Recent research published on August 24 in the International Journal of Neuropsychopharmacology reveals that cannabis usage in adults and adolescents is not related to greater apathy, effort-based decision-making for reward, reward desiring, or reward liking. Non-cannabis users exhibited greater anhedonia, or the inability to feel pleasure, according to the tiny study.


The researchers from UCL, Cambridge, and King's College London examined data from the CannTeen study. Participants are 274 adults (26- to 29-year-old) and teenage (16-17) cannabis consumers who used cannabis one to seven days per week in the previous three months.

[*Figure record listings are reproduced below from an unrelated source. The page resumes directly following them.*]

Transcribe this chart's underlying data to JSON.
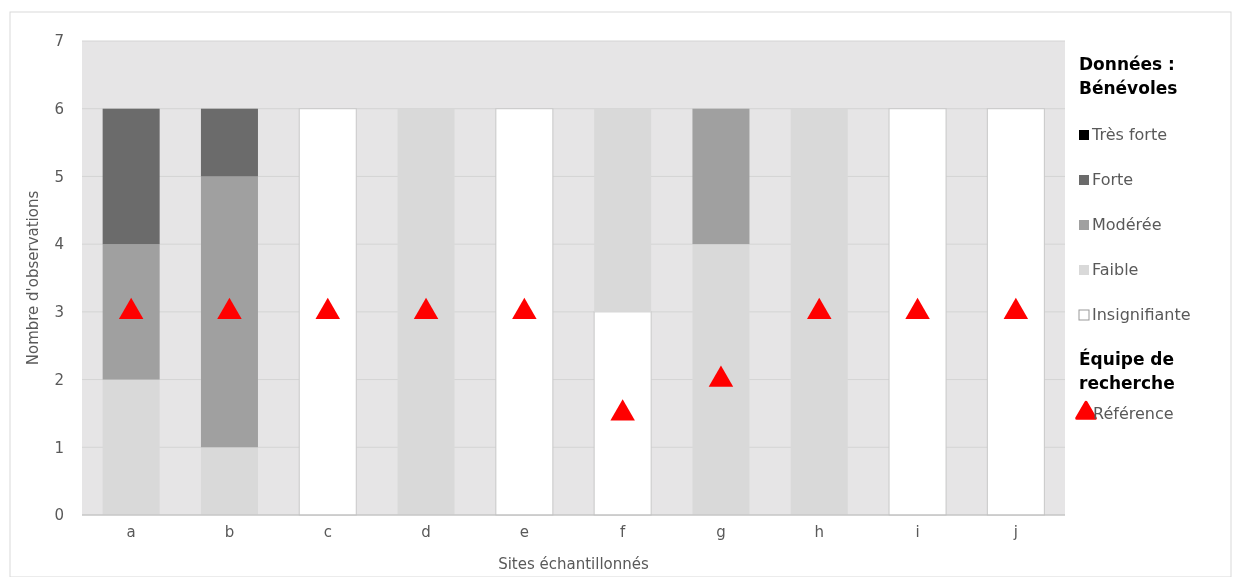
{
  "chart_data": {
    "type": "bar",
    "stacked": true,
    "xlabel": "Sites échantillonnés",
    "ylabel": "Nombre d'observations",
    "legend_title": "Données : Bénévoles",
    "annotations": [
      "Équipe de recherche"
    ],
    "categories": [
      "a",
      "b",
      "c",
      "d",
      "e",
      "f",
      "g",
      "h",
      "i",
      "j"
    ],
    "ylim": [
      0,
      7
    ],
    "yticks": [
      0,
      1,
      2,
      3,
      4,
      5,
      6,
      7
    ],
    "grid": "y",
    "legend": "right",
    "series": [
      {
        "name": "Insignifiante",
        "color": "#ffffff",
        "values": [
          0,
          0,
          6,
          0,
          6,
          3,
          0,
          0,
          6,
          6
        ]
      },
      {
        "name": "Faible",
        "color": "#d9d9d9",
        "values": [
          2,
          1,
          0,
          6,
          0,
          3,
          4,
          6,
          0,
          0
        ]
      },
      {
        "name": "Modérée",
        "color": "#a0a0a0",
        "values": [
          2,
          4,
          0,
          0,
          0,
          0,
          2,
          0,
          0,
          0
        ]
      },
      {
        "name": "Forte",
        "color": "#6b6b6b",
        "values": [
          2,
          1,
          0,
          0,
          0,
          0,
          0,
          0,
          0,
          0
        ]
      },
      {
        "name": "Très forte",
        "color": "#000000",
        "values": [
          0,
          0,
          0,
          0,
          0,
          0,
          0,
          0,
          0,
          0
        ]
      },
      {
        "name": "Référence",
        "type": "scatter",
        "marker": "triangle",
        "color": "#ff0000",
        "values": [
          3,
          3,
          3,
          3,
          3,
          1.5,
          2,
          3,
          3,
          3
        ]
      }
    ]
  }
}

Participants completed questionnaires to assess anhedonia, which asked them to rate statements like "I would enjoy being with family or close friends," as well as questionnaires for evaluating apathy, which asked them to rate characteristics like how interested they were in learning new things or how likely they were to finish a job.


Cannabis users scored somewhat lower on anhedonia than non-users, indicating that they were more able to enjoy themselves. Still, there was no significant difference in apathy. The researchers also discovered no relationship between the frequency of cannabis use and either apathy or anhedonia in cannabis users.

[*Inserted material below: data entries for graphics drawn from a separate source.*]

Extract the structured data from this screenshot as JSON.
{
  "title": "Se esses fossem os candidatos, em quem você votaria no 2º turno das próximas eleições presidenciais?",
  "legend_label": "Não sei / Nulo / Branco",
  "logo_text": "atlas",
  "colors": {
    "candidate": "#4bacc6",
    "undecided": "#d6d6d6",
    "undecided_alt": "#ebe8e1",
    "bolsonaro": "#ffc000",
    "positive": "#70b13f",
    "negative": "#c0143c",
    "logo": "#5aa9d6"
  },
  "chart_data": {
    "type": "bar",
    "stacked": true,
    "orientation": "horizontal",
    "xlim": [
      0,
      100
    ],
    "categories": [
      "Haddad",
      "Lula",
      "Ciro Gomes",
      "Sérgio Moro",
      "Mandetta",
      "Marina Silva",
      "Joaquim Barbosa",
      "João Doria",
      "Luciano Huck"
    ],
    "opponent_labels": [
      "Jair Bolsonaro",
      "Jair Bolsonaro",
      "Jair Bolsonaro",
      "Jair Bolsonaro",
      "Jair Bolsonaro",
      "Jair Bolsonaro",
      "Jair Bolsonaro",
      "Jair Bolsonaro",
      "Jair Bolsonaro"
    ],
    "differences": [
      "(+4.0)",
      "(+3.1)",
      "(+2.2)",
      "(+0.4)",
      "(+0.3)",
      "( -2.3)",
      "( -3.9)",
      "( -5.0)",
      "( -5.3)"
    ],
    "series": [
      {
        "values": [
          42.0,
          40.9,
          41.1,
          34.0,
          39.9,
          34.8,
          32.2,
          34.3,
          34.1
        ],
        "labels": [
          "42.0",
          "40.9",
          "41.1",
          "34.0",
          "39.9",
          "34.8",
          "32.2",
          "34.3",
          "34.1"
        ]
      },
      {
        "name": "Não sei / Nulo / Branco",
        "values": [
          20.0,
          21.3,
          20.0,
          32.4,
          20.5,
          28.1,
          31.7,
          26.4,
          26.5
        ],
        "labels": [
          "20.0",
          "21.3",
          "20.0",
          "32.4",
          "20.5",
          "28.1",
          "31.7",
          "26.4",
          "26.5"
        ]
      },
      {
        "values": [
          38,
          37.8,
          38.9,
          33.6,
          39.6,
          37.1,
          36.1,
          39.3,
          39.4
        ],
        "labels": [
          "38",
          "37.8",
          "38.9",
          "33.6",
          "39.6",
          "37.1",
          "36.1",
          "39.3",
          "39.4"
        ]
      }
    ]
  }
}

Martine Skumlien, lead author and Ph.D. candidate at UCL Psychology & Language Sciences and the University of Cambridge, stated that the survey findings were "contrary to the stereotyped representation we see on TV and in movies."


Dr. Will Lawn of UCL Psychology & Language Sciences and King's College London, one of the study's co-authors, described the study as "one of the first to directly compare adolescents and adults who use cannabis," and it "suggests that adolescents are no more vulnerable than adults to the harmful effects of cannabis on motivation, pleasant experience, or the brain's response to reward."

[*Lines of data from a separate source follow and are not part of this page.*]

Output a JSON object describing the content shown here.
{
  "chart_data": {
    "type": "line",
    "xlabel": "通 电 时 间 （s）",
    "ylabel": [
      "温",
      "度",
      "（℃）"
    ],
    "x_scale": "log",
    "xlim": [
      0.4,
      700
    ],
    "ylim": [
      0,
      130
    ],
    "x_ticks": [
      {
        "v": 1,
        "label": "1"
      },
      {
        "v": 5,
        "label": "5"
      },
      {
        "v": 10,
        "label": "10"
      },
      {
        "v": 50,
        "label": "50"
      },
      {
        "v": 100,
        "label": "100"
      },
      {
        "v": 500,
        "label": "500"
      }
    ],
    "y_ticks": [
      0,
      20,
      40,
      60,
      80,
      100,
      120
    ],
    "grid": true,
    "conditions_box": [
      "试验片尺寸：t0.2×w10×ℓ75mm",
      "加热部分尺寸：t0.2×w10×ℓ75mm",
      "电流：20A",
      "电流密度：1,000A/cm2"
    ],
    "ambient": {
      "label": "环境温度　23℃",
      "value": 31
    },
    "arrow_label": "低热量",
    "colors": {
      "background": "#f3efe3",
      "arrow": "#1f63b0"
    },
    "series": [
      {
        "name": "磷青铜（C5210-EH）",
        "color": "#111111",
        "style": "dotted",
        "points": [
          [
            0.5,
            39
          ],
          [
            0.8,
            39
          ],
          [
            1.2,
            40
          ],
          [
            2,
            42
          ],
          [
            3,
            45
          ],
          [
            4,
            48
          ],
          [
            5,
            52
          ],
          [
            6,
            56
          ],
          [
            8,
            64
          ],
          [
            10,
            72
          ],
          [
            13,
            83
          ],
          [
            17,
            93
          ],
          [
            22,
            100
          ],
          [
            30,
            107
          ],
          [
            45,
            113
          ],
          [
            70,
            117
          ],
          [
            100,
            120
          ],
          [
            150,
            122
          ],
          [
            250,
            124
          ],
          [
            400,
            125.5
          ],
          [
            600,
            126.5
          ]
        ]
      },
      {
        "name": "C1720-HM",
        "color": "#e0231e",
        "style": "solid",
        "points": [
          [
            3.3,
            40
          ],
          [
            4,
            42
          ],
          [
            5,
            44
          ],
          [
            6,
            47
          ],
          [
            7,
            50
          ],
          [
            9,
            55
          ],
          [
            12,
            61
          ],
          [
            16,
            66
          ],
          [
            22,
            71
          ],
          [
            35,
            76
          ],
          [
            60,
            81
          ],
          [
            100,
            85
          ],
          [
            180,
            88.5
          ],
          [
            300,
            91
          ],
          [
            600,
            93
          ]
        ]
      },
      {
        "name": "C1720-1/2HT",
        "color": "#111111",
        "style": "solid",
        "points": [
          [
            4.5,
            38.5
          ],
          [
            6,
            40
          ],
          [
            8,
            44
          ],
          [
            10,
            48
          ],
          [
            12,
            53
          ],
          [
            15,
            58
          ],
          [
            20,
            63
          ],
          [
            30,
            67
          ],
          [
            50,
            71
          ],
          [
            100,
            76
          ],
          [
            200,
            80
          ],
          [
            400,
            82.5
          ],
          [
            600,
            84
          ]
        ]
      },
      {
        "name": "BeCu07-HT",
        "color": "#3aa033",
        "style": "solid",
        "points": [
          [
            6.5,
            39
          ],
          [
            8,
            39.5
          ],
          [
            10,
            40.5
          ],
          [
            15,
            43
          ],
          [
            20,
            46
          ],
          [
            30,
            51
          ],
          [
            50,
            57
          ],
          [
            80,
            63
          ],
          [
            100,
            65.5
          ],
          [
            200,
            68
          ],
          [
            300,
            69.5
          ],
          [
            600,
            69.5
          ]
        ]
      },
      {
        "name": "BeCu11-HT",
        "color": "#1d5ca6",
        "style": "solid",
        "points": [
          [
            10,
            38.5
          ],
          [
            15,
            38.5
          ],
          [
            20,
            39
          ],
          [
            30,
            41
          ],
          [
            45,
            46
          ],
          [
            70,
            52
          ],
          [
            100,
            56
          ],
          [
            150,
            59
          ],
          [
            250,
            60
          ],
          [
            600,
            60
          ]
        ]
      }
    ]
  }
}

"There has been much worry that cannabis usage throughout adolescence may result in poorer results than cannabis use during maturity," he said in a statement. "In fact, it appears that cannabis has no - or rather modest - correlations with these outcomes in general." However, we need long-term studies that check for these correlations to corroborate these findings."


"We're so used to seeing 'lazy stoners' on our screens that we don't think to question if they're a fair portrayal of cannabis users." "Our research suggests that this is a lazy stereotype in and of itself and that people who use marijuana are no more likely to lack motivation or be lazier than people who don't," Skumlien said in a statement. "Unfair assumptions can be stigmatizing and obstruct messages about harm reduction." We must be open and honest about what are and are not the negative repercussions of drug usage."